La noticia reciente sobre el fallecimiento de John Mario, conocido cariñosamente como “El Ojón”, ha reavivado el recuerdo de su paso por el cine en el país.
Lady Tabares, protagonista de La vendedora de rosas, compartió con sus seguidores el dolor por la partida de quien fuera uno de los actores naturales seleccionados por Víctor Gaviria para retratar la vida real de los jóvenes en las comunas de Medellín.
En un corto mensaje replicado por la exparticipante de La casa de los famosos Colombia en su cuenta de Instagram, lamentó la situación: “El Ojón ha recibido el llamado del cielo. Ha trascendido a otro plano de la vida. Siempre vivirás en nuestros corazones, amigo del alma", fueron las emotivas palabras de la actriz y escritora.
Y agregó: “Hoy nuevamente el elenco de ‘La vendedora de rosas’ pasa por la tristeza de la partida de uno de sus actores. Con gran tristeza despedimos a Mario, conocido como El Ojón. Vuela alto querido amigo".
La publicación que fue replicada en diversas cuentas de entretenimiento dejaron mensajes para Tabares, destacando que a pesar de los años que han pasado, la amistad entre los participantes de la película nunca se perdió.
La participación de “El Ojón” en La vendedora de rosas fue parte del enfoque distintivo de la película: Gaviria eligió a jóvenes sin experiencia actoral, provenientes de contextos marginales, para dar autenticidad a la historia. El director buscaba que los actores transmitieran, desde su propia experiencia en la calle, la crudeza y la humanidad de la Medellín de finales de los años 90.
Dentro de la producción, "El Ojón" interpretó a uno de los personajes secundarios que circulaban por los entornos urbanos donde se movían Mónica y su grupo de amigos.
Su personaje llevaba consigo la mirada atenta y una actitud que transmitía tanto vulnerabilidad como resistencia, convirtiéndose en un reflejo de la niñez y juventud atrapada en la violencia estructural de la ciudad.
En la película, el papel de ‘El Ojón’ consistía en acompañar las escenas donde los niños y adolescentes deambulan por las calles, sobreviviendo a partir de pequeños hurtos, favores y la solidaridad entre pares.

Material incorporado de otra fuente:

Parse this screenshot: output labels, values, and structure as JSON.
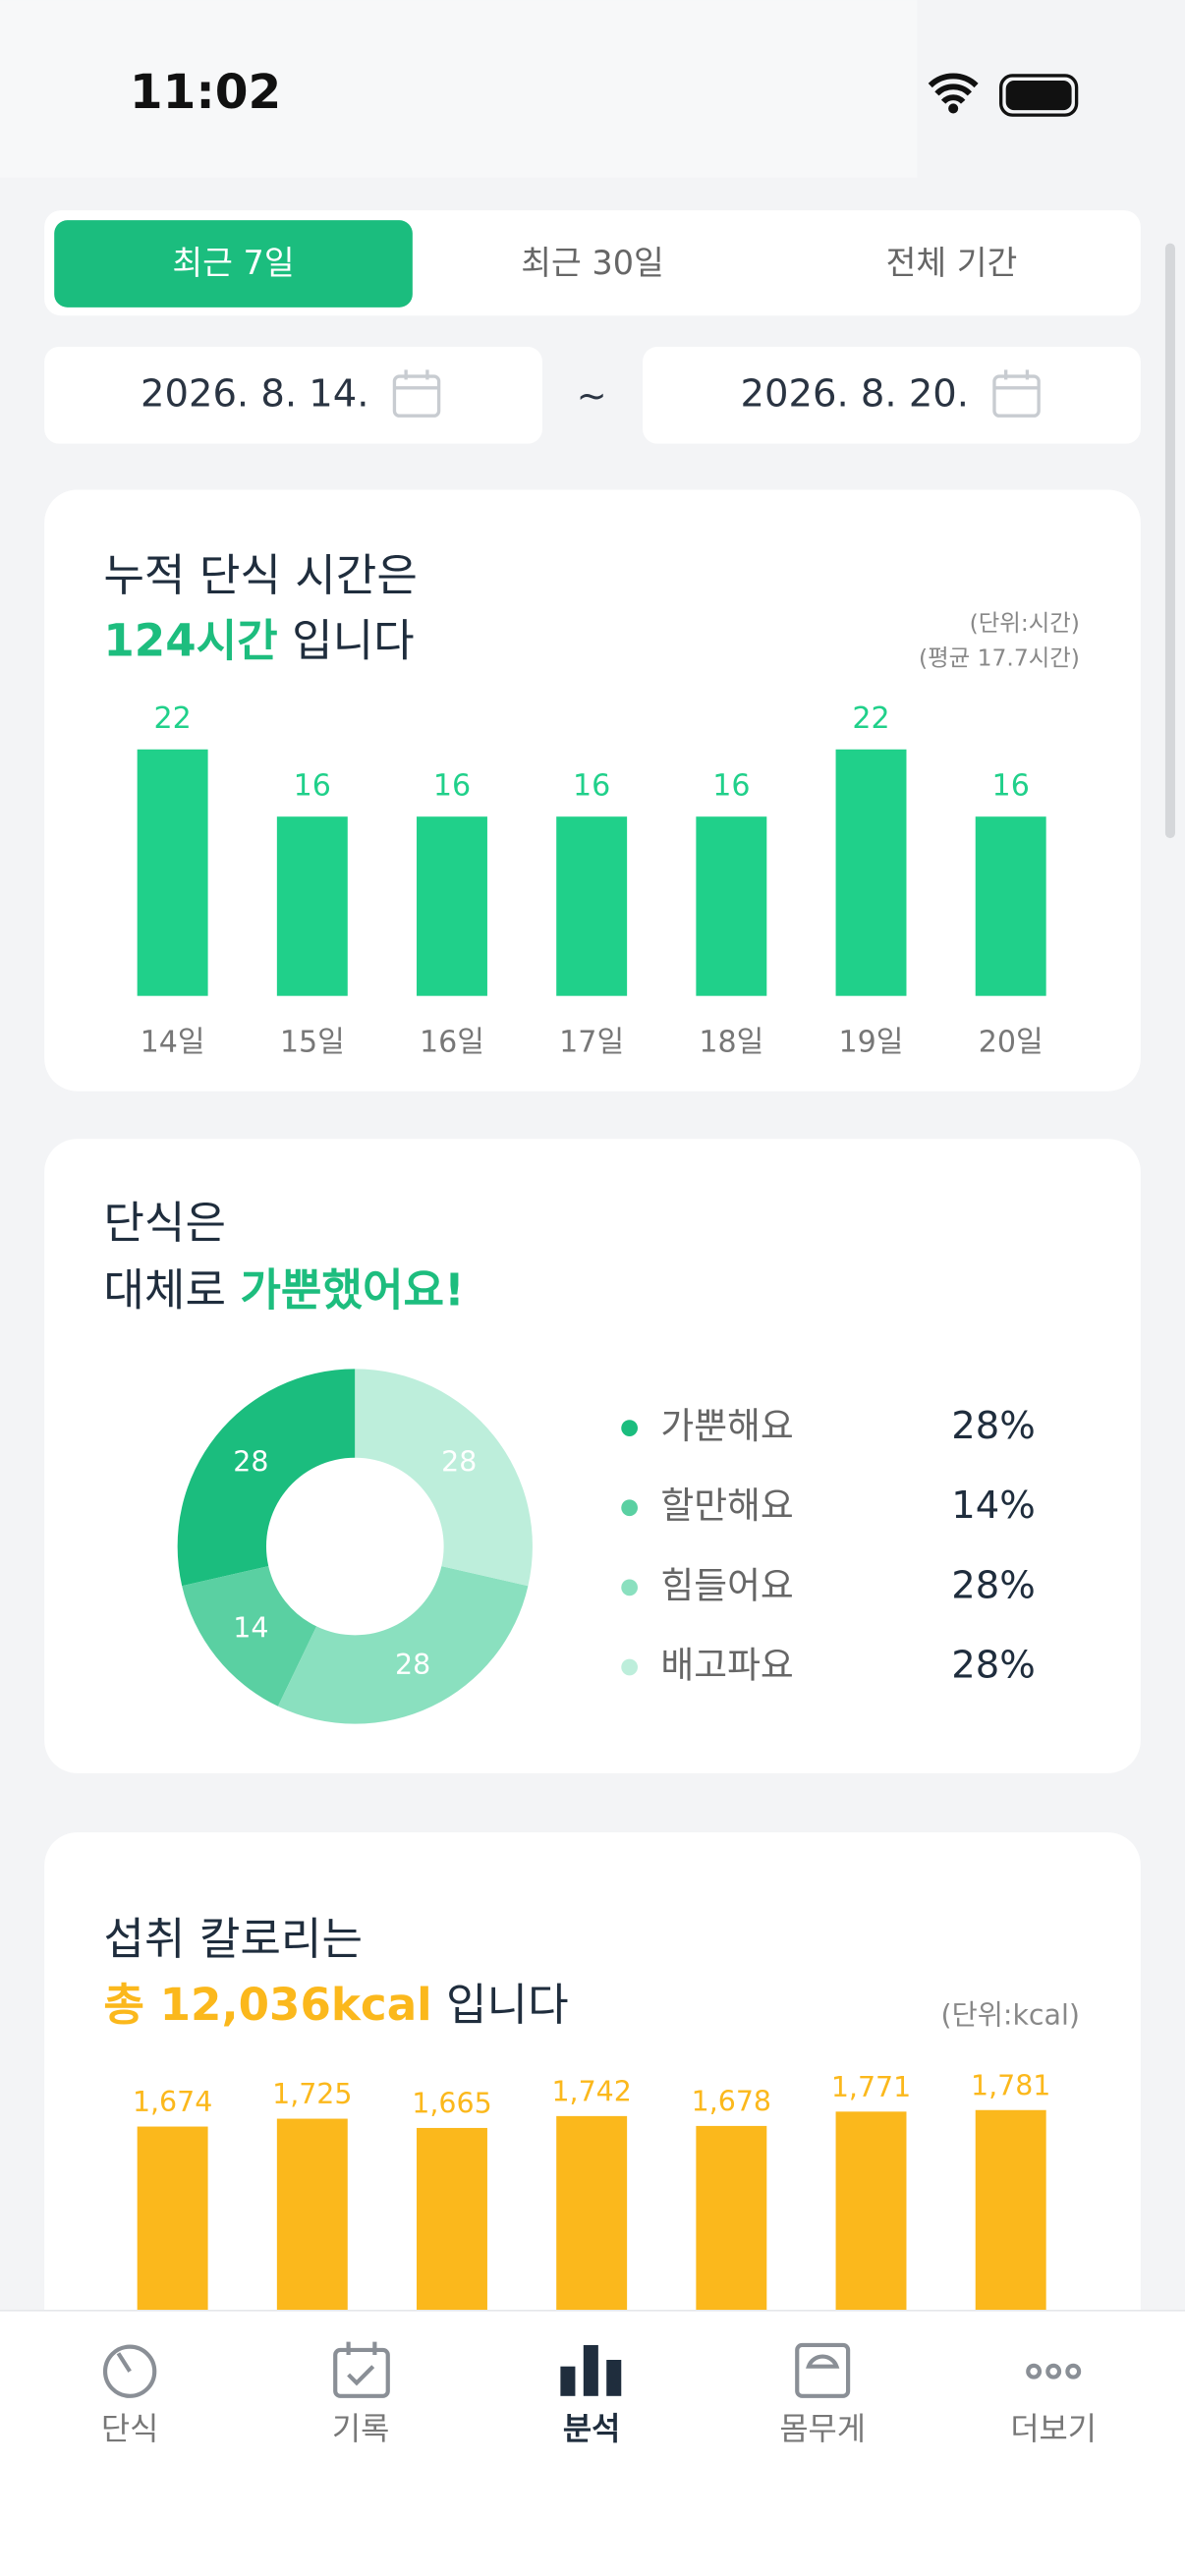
{
  "status_bar": {
    "time": "11:02"
  },
  "period_tabs": {
    "options": [
      "최근 7일",
      "최근 30일",
      "전체 기간"
    ],
    "selected": 0
  },
  "date_range": {
    "start": "2026. 8. 14.",
    "separator": "~",
    "end": "2026. 8. 20."
  },
  "fasting_time": {
    "title_line1": "누적 단식 시간은",
    "highlight": "124시간",
    "title_suffix": "입니다",
    "unit_note": "(단위:시간)",
    "average_note": "(평균 17.7시간)",
    "chart": {
      "type": "bar",
      "categories": [
        "14일",
        "15일",
        "16일",
        "17일",
        "18일",
        "19일",
        "20일"
      ],
      "values": [
        22,
        16,
        16,
        16,
        16,
        22,
        16
      ],
      "color": "#20d08a",
      "ylim": [
        0,
        22
      ]
    }
  },
  "mood": {
    "title_line1": "단식은",
    "title_prefix": "대체로",
    "highlight": "가뿐했어요!",
    "chart": {
      "type": "pie",
      "categories": [
        "가뿐해요",
        "할만해요",
        "힘들어요",
        "배고파요"
      ],
      "values": [
        28,
        14,
        28,
        28
      ],
      "value_labels": [
        "28%",
        "14%",
        "28%",
        "28%"
      ],
      "colors": [
        "#1bbd7e",
        "#5ad0a2",
        "#8ae0bf",
        "#bdeedb"
      ]
    }
  },
  "calories": {
    "title_line1": "섭취 칼로리는",
    "highlight": "총 12,036kcal",
    "title_suffix": "입니다",
    "unit_note": "(단위:kcal)",
    "chart": {
      "type": "bar",
      "values": [
        1674,
        1725,
        1665,
        1742,
        1678,
        1771,
        1781
      ],
      "value_labels": [
        "1,674",
        "1,725",
        "1,665",
        "1,742",
        "1,678",
        "1,771",
        "1,781"
      ],
      "color": "#fbb81c",
      "ylim": [
        0,
        1781
      ]
    }
  },
  "bottom_nav": {
    "items": [
      "단식",
      "기록",
      "분석",
      "몸무게",
      "더보기"
    ],
    "selected": 2
  }
}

Su aparición aportó realismo a la narrativa, pues su vida cotidiana estaba marcada por experiencias similares a las de su personaje.
La selección de actores naturales como John Mario fue un sello de La vendedora de rosas, aportando una veracidad difícil de igualar con intérpretes profesionales. Según relatan diversos miembros del elenco y la propia Lady Tabares, el rodaje generó lazos de profunda empatía, pero también expuso a los jóvenes a una atención inesperada y, en muchos casos, a nuevas dificultades tras la fama efímera.
Al igual que otros integrantes del reparto, la vida de John Mario estuvo marcada por la adversidad después del rodaje. Sin embargo, sus compañeros lo recuerdan como alguien que mantuvo intacto el vínculo que los unió durante la producción de la película, en la que la calle y los códigos de sobrevivencia eran tanto escenario como escuela de vida.
La historia de La vendedora de rosas y sus actores naturales ha estado acompañada de tragedias personales. La llamada “maldición” de la película incluye el asesinato de Giovanni Quiroz (‘El Zarco’) y las difíciles circunstancias de Lady Tabares y Jhon Fredy Ríos (‘Chocolatina’) que falleció en febrero de 2026, lo que ha generado una reflexión sobre la responsabilidad social del cine en contextos de exclusión.
John Mario, ‘El Ojón’, deja así un legado de autenticidad en el cine colombiano. Su participación en la película fue mucho más que un papel: fue la representación viva de una realidad que, más allá de la pantalla, continúa interpelando a la sociedad.